In short I choose to believe until I’m proved wrong.

There were of course plenty of great sessions to attend and, as usual, I missed many of the ones I wanted.  Partly because there were also lots of round table discussions too which I found very interesting.  Apparently I’m still the 8 year old in class first to put her hand up with a question.
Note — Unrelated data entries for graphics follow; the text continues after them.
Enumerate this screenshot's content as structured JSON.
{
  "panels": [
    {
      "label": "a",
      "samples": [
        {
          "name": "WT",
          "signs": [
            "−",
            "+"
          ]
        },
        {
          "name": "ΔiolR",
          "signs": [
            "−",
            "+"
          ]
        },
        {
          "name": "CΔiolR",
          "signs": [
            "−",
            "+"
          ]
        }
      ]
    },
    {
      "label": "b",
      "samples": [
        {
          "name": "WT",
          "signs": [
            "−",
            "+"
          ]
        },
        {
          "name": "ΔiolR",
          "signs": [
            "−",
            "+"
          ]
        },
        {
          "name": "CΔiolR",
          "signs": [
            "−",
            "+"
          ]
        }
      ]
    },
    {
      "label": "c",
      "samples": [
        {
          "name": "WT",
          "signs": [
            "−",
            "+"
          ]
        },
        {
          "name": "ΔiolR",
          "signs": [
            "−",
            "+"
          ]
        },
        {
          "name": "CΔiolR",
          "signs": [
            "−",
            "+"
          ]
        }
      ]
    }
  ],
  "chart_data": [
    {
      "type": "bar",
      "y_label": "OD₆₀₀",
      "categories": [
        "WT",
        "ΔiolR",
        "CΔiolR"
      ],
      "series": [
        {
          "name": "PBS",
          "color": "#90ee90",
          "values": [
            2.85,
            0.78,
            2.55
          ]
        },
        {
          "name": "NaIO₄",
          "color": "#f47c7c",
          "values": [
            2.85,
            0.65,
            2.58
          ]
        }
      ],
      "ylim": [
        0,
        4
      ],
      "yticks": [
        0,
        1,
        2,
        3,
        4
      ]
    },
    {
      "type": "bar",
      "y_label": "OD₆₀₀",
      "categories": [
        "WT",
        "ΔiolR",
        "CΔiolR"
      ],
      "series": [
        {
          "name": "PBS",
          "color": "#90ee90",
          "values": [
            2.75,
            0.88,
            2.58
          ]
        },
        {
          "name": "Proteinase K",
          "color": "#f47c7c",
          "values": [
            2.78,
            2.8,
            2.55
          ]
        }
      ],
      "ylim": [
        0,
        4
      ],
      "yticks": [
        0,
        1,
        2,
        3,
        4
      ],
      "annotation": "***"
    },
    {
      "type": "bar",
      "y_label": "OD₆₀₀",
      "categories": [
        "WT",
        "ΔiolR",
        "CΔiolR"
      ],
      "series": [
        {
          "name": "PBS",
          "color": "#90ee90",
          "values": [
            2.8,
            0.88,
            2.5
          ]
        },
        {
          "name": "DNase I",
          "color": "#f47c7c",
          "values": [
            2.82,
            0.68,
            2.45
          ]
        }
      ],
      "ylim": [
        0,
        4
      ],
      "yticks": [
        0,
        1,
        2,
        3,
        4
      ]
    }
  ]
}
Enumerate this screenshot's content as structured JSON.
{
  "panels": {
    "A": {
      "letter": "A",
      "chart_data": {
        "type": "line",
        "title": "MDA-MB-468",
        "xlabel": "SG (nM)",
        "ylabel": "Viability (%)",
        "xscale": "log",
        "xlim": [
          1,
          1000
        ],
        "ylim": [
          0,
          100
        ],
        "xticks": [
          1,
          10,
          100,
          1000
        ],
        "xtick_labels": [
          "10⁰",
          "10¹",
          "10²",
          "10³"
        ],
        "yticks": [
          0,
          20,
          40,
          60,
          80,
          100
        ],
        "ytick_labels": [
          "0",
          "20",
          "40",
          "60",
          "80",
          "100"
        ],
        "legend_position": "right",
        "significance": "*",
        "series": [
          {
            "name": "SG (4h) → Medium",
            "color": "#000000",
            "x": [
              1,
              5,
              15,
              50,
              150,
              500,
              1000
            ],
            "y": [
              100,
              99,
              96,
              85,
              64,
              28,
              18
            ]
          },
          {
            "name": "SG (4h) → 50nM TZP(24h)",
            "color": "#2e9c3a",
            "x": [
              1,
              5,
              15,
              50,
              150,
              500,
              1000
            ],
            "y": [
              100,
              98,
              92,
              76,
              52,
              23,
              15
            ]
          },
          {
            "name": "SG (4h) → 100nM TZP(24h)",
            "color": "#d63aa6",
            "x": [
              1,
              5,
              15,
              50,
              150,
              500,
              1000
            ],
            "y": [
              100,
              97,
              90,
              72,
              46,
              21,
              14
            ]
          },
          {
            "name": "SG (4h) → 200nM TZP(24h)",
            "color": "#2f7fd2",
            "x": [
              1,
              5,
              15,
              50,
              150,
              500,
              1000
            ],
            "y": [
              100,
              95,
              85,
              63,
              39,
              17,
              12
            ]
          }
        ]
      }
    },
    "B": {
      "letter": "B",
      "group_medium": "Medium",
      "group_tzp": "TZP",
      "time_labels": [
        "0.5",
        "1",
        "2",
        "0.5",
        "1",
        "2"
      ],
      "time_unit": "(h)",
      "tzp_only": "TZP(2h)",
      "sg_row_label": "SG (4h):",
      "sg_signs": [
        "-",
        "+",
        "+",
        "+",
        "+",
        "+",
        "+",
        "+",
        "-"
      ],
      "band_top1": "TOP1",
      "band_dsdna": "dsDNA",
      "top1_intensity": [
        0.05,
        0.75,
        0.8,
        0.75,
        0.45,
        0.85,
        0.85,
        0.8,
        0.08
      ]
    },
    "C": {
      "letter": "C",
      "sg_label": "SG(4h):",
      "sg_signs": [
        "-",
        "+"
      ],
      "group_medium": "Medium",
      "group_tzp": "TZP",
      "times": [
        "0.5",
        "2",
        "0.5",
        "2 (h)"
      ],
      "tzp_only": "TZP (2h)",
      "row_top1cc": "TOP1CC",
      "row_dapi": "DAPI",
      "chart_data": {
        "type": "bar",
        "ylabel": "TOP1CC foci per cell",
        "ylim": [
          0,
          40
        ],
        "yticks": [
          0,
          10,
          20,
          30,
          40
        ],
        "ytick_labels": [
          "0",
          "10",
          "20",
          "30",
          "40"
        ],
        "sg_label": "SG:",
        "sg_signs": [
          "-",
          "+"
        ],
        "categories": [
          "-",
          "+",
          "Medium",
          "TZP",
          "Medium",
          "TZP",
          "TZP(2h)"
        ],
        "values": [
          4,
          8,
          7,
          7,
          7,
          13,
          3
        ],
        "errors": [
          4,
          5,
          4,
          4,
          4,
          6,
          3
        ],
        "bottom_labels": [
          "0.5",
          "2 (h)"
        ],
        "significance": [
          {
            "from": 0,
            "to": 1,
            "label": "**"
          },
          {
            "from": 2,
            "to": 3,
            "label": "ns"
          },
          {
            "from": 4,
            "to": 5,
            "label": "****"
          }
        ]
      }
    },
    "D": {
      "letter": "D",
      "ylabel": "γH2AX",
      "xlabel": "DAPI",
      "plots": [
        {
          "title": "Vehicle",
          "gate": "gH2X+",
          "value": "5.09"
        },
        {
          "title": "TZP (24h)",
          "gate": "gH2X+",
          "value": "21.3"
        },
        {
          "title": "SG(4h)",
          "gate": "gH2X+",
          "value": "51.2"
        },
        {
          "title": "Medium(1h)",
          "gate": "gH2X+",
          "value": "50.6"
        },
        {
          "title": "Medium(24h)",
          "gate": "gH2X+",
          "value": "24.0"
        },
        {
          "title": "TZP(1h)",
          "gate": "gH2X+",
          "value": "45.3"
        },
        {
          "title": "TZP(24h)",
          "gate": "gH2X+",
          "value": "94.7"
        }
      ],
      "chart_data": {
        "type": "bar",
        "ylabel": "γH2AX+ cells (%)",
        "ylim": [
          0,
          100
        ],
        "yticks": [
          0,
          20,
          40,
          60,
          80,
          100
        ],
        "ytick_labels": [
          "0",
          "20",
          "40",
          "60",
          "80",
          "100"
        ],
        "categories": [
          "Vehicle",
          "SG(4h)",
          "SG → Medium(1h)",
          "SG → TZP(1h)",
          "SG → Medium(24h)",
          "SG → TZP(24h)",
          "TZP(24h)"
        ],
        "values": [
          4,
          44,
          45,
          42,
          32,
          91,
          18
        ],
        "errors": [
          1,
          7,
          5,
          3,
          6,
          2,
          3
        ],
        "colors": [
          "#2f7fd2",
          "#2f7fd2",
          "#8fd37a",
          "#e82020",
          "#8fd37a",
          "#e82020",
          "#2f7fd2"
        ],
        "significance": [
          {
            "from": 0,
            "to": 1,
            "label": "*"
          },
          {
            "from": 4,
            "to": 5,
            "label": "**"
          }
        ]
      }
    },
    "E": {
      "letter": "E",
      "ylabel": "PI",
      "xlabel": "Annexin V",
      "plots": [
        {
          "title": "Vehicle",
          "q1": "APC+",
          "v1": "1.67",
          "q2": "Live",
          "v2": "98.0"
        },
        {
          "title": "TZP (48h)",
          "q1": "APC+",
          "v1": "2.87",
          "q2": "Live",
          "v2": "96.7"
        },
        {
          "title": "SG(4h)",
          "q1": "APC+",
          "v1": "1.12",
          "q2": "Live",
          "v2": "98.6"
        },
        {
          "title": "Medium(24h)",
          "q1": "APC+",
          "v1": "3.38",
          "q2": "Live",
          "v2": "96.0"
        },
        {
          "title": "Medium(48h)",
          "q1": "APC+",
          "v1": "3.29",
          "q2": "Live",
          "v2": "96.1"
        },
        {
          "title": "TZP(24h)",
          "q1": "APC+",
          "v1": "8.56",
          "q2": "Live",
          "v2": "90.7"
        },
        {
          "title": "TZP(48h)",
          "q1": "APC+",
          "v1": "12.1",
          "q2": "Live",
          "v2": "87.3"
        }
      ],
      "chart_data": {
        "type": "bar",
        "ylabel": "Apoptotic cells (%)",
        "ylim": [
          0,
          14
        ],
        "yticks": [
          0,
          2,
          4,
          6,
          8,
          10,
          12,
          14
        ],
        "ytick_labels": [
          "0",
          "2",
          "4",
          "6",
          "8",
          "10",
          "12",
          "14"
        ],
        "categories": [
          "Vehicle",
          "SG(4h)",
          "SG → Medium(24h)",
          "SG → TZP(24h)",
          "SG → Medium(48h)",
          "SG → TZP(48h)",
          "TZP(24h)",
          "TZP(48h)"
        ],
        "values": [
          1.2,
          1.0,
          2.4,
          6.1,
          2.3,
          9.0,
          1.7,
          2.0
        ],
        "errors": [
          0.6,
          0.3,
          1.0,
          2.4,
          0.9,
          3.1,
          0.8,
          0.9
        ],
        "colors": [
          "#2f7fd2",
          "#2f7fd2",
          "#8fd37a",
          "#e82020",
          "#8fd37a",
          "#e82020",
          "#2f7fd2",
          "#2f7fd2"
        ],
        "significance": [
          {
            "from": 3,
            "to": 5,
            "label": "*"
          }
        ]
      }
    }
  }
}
My session on SHA2 and SSL vulnerabilities was against Mat Newman’s User Blast and Sara Gibbons’ with Toscana.   We were all along the same corridor and I watched person after person go past my room on their way to Mat or Sara’s , so thank you to everyone who chose to hear about security instead and filled out my room.  I hope you found it useful  (and the hand puppets helpful).  For anyone who wasn’t there I have added it to slideshare 

On the final evening of the event Theo invited speakers to a dinner preceded by a surprise.  The surprise was that 32 of us were sent into the Escape Rooms.. you are locked in a themed room for an hour and have to decode lots of puzzles to find the code to get out.  I’ve always wanted to try an Escape Room and I chose the “Tomb” which was an Egyptian tomb and went in with a team including Tim and Mike, Sue Smith, Bill Malchisky, Mat Newman, Rene Winkelmeyer and Carl Tyler.  We didn’t make it out in time – we were soooooo close.. but a few things to bear in mind

  • The tomb was entirely dark except for a small flashlight Tim found hidden in a basket in a corner and some candles.  My night vision varies from “bad” to “crappy”
  • Having multiple alpha males in a small space all shouting instructions at each other may not be the best way to get out quickly
  • There was sand everywhere.  Everywhere.  My shoes may never recover
  • Tim is great at puzzles but apparently in the dark, without his glasses (which he forgot to bring in) and with 7 people shouting at him to hurry up – not so much
  • There was a really cool effect where we completed a puzzle and lasers appeared out of the eyes of a skull on the wall and we had to position 7 different mirrors around the room to bounce the lasers around to hit a small hole on the wall.  We got so excited doing that we didn’t notice we had completed the puzzle and a new “door” had opened for about 10 mins.
  • I was given a cryptex to decode and open.  I broke it by pulling the end off.
  • With only 1 light source we could only do one thing at a time so some of us spent a lot of time kneeling in the sand feeling around fake skeletons for clues

In the end it was great fun and I’d definitely want to do it again.

All of that plus a chance to talk to lots of customers and see lots of friends – some of which came along just to meet up.

I hope you’re recovered Theo – because we’re all up to do it again next year.